The Nikkei 225 index at the Tokyo Stock Exchange dropped 248.30 points to finish at 20,593.67 after bouncing back to a near 18-year high on Tuesday.
The Topix index of all first-section shares fell 1.11 percent, or 18.51 points, to 1,655.37.
Tokyo picked up a negative lead from Wall Street where the Dow sank 1.00 percent, the S&P 500 dropped 0.43 percent and the Nasdaq lost 0.21 percent, snapping a streak of three straight record highs.
Apple shares tumbled after it released a report showing net profit leapt almost 40 percent in April-June but iPhone sales were weaker than expected and sales forecasts also fell short.

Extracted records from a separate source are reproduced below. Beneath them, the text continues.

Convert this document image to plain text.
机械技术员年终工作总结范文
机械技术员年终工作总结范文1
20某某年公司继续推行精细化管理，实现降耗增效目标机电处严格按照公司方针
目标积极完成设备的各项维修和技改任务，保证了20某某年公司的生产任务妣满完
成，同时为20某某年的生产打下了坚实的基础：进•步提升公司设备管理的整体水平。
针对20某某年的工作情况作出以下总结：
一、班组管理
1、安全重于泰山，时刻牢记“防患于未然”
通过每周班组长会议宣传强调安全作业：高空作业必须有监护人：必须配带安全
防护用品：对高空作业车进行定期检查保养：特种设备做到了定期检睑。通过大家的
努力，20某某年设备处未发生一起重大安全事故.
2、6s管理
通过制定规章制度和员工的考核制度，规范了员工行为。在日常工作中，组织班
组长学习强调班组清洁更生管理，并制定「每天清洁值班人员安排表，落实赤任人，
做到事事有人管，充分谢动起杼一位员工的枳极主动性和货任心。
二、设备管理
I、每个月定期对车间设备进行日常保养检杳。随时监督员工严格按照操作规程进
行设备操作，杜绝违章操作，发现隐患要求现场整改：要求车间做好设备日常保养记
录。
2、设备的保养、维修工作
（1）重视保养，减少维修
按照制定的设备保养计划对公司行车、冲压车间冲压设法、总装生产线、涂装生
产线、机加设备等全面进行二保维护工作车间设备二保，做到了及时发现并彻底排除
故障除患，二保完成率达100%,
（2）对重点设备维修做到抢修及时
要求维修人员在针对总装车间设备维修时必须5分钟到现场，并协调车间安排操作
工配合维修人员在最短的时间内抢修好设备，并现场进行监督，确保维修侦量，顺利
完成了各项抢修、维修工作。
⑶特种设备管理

In response, Murata Manufacturing’s shares dropped 4.59 percent to 945 yen while Japan Display tumbled 4.04 percent to 403 yen.
A drop in Apple-linked shares was “contributing to the worsening market sentiment”, Tomoichiro Kubota, senior market analyst at Matsui Securities, told Bloomberg News.
Other major exporters also fell with Sony declining 1.35 percent to 3,530.5 yen and Toyota falling 1.17 percent to 8,278 yen.
Toshiba rose 1.70 percent to 393.1 yen, a day after its president and string of other executives resigned over a $ 1.2 billion accounting scandal in which they inflated profits stretching back years.
The allegations in a report by a company-hired panel offered investors some clarity about the size of the problem and who was responsible after months of uncertainty about Toshiba’s finances.
In currency markets, the dollar weakened to 123.57 yen from 123.86 yen in New York. A stronger yen hurts the profitability of Japanese exporters.